We might inspire you to change the world, but what we can’t do is to give you a burning bush, directing you to your perfect response. (Heck, now years after I first wrote this post I actually coach people through this process–even though I still can’t give them their perfect answer). The perfect response only comes from being with the One who put the holy discontent within you in the first place.
Seeking, learning, processing . . . and just being you as you wait for the fire to speak.
And that is okay. Because being before doing is the best way to change the world.
Want More On Knowing Your Calling?
Check out these posts if you are interested in seeking out your purpose:
On Calling: How to Find Yourself in Europe (or Anywhere)
Ten Semi-Unconventional Steps To Find Yourself Anywhere
Why Knowing Who You Are is Essential to Finding Your Best Role as a World Changer
How Life Mapping Changed My World (In a Good Way)

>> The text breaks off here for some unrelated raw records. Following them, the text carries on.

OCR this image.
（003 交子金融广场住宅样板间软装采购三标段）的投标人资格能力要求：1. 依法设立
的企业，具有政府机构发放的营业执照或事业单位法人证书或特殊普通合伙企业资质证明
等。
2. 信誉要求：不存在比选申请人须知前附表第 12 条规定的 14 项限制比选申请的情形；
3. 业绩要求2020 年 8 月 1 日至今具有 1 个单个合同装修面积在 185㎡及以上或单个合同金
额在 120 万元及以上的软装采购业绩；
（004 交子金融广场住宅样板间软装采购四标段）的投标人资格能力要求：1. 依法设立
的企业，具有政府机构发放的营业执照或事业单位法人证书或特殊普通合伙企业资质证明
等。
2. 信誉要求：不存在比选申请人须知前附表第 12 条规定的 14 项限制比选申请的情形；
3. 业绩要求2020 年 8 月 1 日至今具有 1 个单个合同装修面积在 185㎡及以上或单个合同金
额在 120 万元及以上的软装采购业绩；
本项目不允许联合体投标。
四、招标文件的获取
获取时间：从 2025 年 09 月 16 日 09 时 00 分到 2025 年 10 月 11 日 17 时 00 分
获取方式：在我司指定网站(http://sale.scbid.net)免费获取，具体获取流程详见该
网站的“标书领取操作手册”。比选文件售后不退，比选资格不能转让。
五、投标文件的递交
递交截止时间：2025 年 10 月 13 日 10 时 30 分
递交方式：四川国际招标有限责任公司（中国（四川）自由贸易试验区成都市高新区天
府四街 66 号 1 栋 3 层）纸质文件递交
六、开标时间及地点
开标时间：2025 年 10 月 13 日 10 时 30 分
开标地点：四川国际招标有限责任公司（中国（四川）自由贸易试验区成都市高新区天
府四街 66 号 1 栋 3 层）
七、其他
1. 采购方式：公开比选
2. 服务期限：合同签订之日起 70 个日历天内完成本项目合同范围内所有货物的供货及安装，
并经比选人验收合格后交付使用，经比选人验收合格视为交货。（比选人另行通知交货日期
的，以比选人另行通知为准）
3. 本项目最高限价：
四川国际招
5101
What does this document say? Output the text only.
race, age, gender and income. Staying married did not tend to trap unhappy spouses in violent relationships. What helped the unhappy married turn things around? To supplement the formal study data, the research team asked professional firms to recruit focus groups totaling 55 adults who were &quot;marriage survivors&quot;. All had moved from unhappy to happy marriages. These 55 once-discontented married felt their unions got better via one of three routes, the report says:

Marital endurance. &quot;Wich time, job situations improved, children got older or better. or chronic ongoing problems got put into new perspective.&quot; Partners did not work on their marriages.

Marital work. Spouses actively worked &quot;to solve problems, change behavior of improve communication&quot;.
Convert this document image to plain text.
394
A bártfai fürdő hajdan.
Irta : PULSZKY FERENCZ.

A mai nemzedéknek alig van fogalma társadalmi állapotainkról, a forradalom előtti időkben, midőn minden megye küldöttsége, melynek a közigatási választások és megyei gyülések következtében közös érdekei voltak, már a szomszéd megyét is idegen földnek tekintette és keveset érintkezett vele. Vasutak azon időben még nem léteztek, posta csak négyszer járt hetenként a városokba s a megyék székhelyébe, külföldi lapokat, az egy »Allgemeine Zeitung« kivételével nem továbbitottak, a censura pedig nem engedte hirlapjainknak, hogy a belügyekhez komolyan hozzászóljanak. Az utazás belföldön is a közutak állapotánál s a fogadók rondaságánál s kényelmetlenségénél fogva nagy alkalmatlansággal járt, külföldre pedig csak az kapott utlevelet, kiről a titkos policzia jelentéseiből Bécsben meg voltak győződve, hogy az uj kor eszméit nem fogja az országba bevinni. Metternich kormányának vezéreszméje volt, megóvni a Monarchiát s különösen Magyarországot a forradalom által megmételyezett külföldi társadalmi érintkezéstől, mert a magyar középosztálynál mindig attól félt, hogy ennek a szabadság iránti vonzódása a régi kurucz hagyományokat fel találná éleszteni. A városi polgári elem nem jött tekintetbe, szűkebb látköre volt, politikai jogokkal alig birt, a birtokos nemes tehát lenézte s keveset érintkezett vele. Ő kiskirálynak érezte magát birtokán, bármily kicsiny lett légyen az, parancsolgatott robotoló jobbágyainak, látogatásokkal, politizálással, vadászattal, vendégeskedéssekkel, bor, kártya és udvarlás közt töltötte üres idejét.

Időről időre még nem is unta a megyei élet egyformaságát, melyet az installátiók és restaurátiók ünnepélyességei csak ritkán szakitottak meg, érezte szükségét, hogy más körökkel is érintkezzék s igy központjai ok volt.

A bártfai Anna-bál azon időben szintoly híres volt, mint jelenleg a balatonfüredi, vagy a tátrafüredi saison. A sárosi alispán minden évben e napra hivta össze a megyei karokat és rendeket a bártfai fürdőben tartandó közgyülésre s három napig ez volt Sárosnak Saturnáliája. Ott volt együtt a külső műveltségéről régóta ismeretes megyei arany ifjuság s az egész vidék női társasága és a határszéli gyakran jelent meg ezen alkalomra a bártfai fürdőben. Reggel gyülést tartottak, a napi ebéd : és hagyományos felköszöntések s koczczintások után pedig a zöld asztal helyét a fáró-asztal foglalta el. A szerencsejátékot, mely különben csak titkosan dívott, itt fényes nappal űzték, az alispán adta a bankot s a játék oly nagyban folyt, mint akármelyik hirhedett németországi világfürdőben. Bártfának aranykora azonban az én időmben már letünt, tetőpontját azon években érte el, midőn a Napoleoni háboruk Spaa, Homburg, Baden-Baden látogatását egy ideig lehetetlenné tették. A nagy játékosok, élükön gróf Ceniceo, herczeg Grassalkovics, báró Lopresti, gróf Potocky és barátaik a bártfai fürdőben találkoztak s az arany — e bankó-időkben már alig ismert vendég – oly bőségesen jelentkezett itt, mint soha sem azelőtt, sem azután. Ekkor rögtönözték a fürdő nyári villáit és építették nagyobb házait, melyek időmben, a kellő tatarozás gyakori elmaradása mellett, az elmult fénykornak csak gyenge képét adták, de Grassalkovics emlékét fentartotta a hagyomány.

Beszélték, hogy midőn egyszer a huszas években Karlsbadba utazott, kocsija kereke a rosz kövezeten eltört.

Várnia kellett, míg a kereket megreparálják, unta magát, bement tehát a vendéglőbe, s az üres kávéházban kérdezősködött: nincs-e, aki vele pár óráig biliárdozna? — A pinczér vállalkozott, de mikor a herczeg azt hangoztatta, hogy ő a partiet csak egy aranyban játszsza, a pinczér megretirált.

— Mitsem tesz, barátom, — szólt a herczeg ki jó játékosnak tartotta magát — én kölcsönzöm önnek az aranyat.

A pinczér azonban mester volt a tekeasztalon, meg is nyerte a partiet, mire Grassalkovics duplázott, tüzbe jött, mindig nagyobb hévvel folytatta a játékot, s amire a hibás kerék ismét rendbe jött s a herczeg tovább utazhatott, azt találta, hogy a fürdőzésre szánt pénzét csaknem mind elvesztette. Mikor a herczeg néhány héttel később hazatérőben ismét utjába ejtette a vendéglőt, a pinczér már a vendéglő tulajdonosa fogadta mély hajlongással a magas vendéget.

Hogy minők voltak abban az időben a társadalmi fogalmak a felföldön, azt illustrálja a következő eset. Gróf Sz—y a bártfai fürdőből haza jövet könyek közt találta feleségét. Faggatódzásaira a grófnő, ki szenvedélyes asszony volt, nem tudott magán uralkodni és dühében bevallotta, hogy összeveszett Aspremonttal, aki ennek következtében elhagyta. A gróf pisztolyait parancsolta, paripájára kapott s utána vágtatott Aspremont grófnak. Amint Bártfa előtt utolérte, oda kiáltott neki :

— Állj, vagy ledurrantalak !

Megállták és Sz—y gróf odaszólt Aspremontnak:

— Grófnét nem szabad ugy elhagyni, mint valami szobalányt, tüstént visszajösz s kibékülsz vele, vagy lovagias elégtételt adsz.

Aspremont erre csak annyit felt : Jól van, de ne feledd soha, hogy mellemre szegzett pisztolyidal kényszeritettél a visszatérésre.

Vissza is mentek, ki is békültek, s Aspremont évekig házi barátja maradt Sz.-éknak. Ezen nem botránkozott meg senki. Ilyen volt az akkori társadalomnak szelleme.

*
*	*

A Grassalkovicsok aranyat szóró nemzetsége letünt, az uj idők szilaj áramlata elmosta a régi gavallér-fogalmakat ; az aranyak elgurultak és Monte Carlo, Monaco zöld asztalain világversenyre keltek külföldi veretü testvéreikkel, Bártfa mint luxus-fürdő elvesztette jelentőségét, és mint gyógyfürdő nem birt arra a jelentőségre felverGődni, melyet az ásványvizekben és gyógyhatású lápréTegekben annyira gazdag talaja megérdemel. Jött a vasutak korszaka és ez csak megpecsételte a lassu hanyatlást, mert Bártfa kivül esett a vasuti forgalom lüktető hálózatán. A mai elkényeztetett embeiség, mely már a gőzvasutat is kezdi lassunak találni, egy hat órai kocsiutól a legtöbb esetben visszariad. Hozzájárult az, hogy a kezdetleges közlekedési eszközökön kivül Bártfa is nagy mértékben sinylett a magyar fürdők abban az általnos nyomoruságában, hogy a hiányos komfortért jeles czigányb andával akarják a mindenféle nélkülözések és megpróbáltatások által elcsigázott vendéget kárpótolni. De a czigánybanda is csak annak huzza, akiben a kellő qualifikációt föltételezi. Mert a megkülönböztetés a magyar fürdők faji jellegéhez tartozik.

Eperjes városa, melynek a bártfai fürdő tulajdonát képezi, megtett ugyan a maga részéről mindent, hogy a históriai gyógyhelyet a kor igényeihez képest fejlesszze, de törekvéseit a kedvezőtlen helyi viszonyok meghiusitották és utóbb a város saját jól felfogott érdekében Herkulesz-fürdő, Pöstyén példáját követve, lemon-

Because You Were Meant to Make a Difference
If you struggle with anger and aren’t sure how to advocate with it, check out these:
This post was edited in December, 2017.
I feel like I’m reading my own heart here. I have long experienced a holy discontent, but it’s at its peak right now. I have been tempted to ask God to stop messing with my head because I don’t know how a mom of 2 (soon to be 3) babies who has a husband that works all the time can do anything about all of this stuff that’s burdening my heart. Like you said, it’s important not to use not knowing what to do as an excuse to ignore it all. Right now, I am pursuing more knowledge and my game plan is praying daily “God, just give me doors and the strength and courage to walk through them.” I know God puts these things in our hearts for a reason, and it’s my job to be faithful as I wait, and to share this journey as I’m on it.
If it makes you feel better, I am also a mom of 2 soon to be 3 with a husband who works all the time 🙂 Teaching our children compassion and to love the “Other” is probably our biggest call, but I always feel like I am not satisfied with that, like it is a cop-out. My friend started sewing dolls and blankets (homeschool mama of 4 and works full time! Have no clue how she does that!) after reading this post, you can see it a few back. I think God guides us. We are just one piece in the puzzle of God’s massive story. I have to take all the pressure off myself to change the whole world! We are just called to be obedient to one thing at a time, persevering. I will be praying for you as you deal with your “Holy Discontent,” that you hear God’s guidance, and that you don’t get discouraged being the person that He has already called you to be. We all need so much prayer for those things! Its only every-other-day that I want to quit 🙂
I forgot to tell you that I shared this article with my readers. I hope you don’t mind!
Why would I mind? You can share whatever you want of mine, always!